It’s important and a sign of a strong, healthy relationship to be able to lean on your partner from time to time and ask for help when you need it. However, no matter how comfortable and confident you are in love, self-reliance is still a very important part of life. The smartest thing anyone in a relationship can do is never to rely on their partner for these things.
- Self-worth It’s natural to feel an ego boost when you get in a new relationship, but ultimately, your confidence and positive self-image should be something you provide for yourself. It’s not fair to expect anyone to maintain and provide self-esteem for someone else, and it puts a whole lot of pressure on your partner when you rely on them to do so. Not only that, but your worth needs to come from within if you want it to remain consistently high.
- Making major (and even minor) decisions There’s a huge difference between asking your partner’s opinion on a decision you’re trying to make and expecting them to make it for you. You should be independent enough to be able to make a final decision about things on your own. If you constantly defer to your partner, it may put a strain on your relationship if the outcome isn’t what you wanted or expected. Furthermore, we should all be in control of our own lives and take responsibility for our choices, actions, and outcomes throughout it.
- Defining their identity People have the tendency to lose their personal identity when they get into long-term, committed relationships and instead develop a hybrid, joint identity with their partners. Having your own interests, passions, and goals is vital to your happiness and future. No matter how close and connected you are with your significant other, both of you should maintain your own unique quirks and preferences rather than melding into one.

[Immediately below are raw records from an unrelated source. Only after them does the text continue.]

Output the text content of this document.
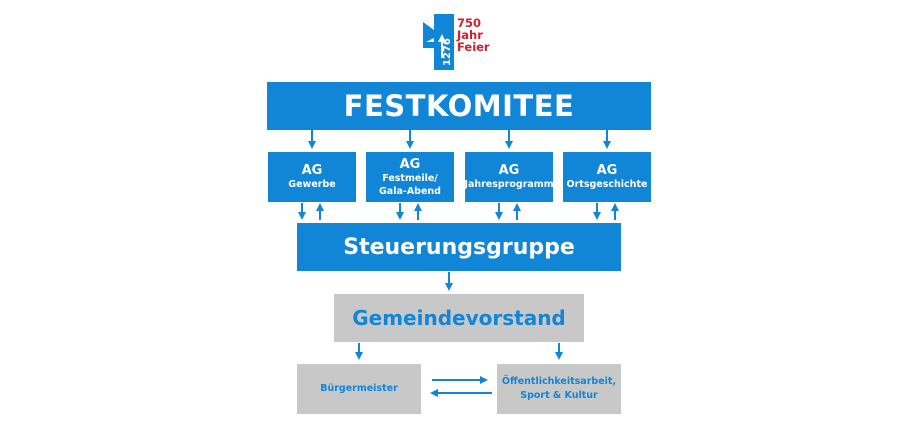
1276
750
Jahr
Feier
FESTKOMITEE
AG
Gewerbe
AG
Festmeile/
Gala-Abend
AG
Jahresprogramm
AG
Ortsgeschichte
Steuerungsgruppe
Gemeindevorstand
Bürgermeister
Öffentlichkeitsarbeit,
Sport & Kultur
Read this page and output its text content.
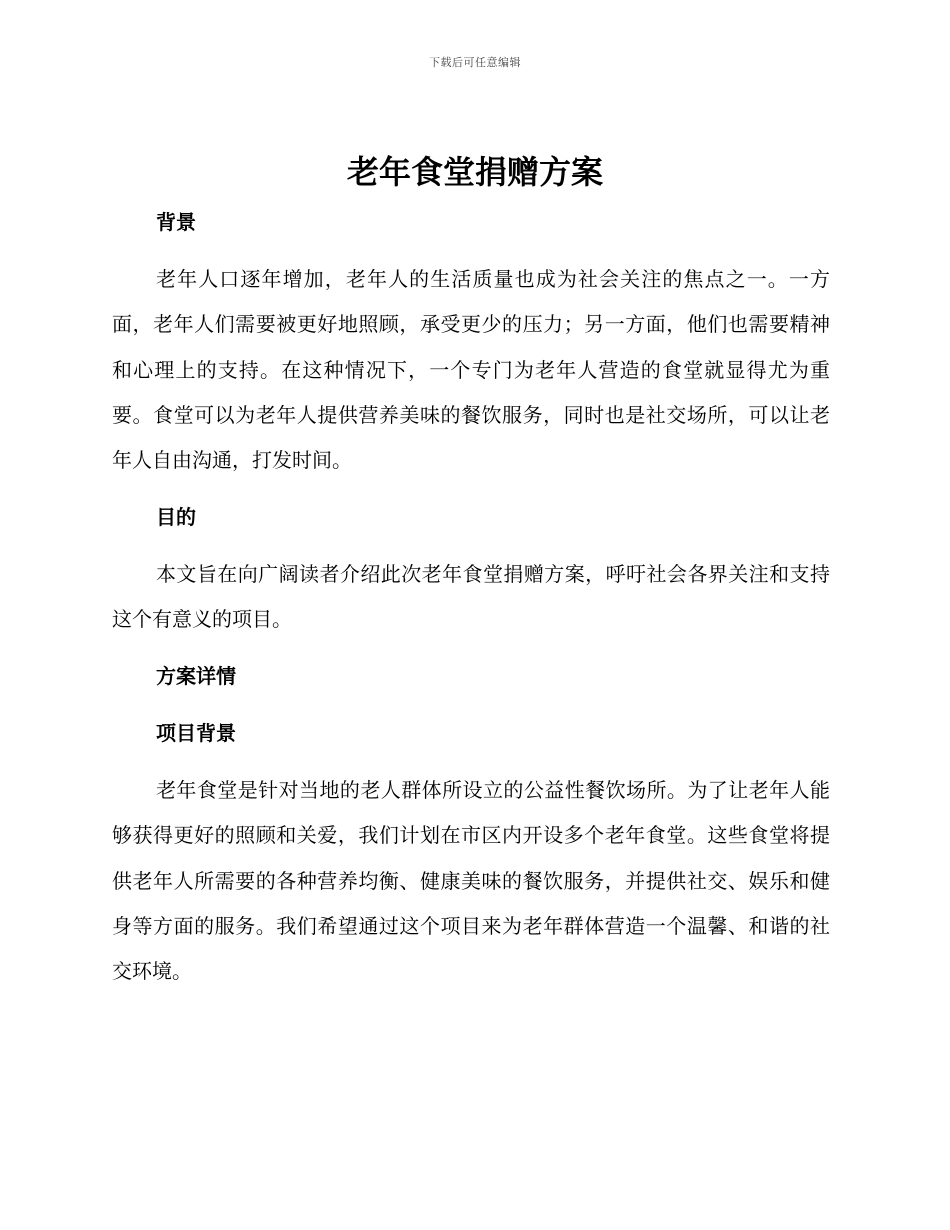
下载后可任意编辑
老年食堂捐赠方案
背景

老年人口逐年增加，老年人的生活质量也成为社会关注的焦点之一。一方面，老年人们需要被更好地照顾，承受更少的压力；另一方面，他们也需要精神和心理上的支持。在这种情况下，一个专门为老年人营造的食堂就显得尤为重要。食堂可以为老年人提供营养美味的餐饮服务，同时也是社交场所，可以让老年人自由沟通，打发时间。

目的

本文旨在向广阔读者介绍此次老年食堂捐赠方案，呼吁社会各界关注和支持这个有意义的项目。

方案详情
项目背景

老年食堂是针对当地的老人群体所设立的公益性餐饮场所。为了让老年人能够获得更好的照顾和关爱，我们计划在市区内开设多个老年食堂。这些食堂将提供老年人所需要的各种营养均衡、健康美味的餐饮服务，并提供社交、娱乐和健身等方面的服务。我们希望通过这个项目来为老年群体营造一个温馨、和谐的社交环境。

- Taking care of their personal responsibilities Sometimes, you may need help with something, and asking your partner to give you a hand with them from time to time is normal. However, depending on your partner to assume complete responsibility for major things, such as a pet you adopted before you knew them, is not cool. If you took on the responsibility then you should be the one primarily fulfilling it.
- Providing complete financial support Of course, if you have a family together and you’re at home with the kids while your spouse works, that’s a different situation. However, smart people don’t rely on anyone to take care of them financially, including their significant others. Being self-sufficient when it comes to your finances gives you complete freedom and avoids putting extra stress on the relationship. There’s nothing wrong with dividing bills and expenses according to who has a higher salary, but you should be able to support yourself financially if needed.
- Finding solutions for any and all problems Part of being self-sufficient is taking initiative and dealing with any problems that arise. It’s unfair to expect your partner to figure out every predicament or fix any issue alone. Ideally, tackling problems and figuring out solutions to them should be a joint effort in a relationship. That being said, being able to problem-solve on your own is a vital skill that will also boost your self-confidence.
- All of their productivity and downtime plans When you’re in a relationship, especially a long-term one, it can become easy to follow your partner’s routines and plans for your days off from work. This is one part of a relationship where balance and compromise are key. If you rely on your partner to cure your boredom or to outline a productive afternoon, you’ll feel lost and lonely when they’re not around. Being able to make plans on your own and do things by yourself will make sure you don’t lose your own identity.
- Fighting all of their battles Your partner should defend you and have your back, but that doesn’t mean losing the ability to stand up for yourself in any situation. This can be something small, like letting your waiter know that your steak is overcooked when you’re out to dinner rather than asking your partner to say something for you. Or, it could be something much bigger like confronting a toxic boss. It’s an important part of self-sufficiency and independence to fight your own battles and speak up when someone treats you badly or unfairly.
- Their own happiness When your happiness is dependent on anything other than yourself, it’s always going to be unpredictable and fleeting, especially another person. Of course, your partner will make you happy and should bring joy to your life, but real, genuine happiness has to come from within. If you rely on your partner for your happiness, you’ll likely be upset or even angry with your spouse when you’re feeling down. You’ll have unrealistic expectations for your partner and will likely put a strain on your relationship. Give yourself more credit and more importance in your own life and you’ll be grateful you did.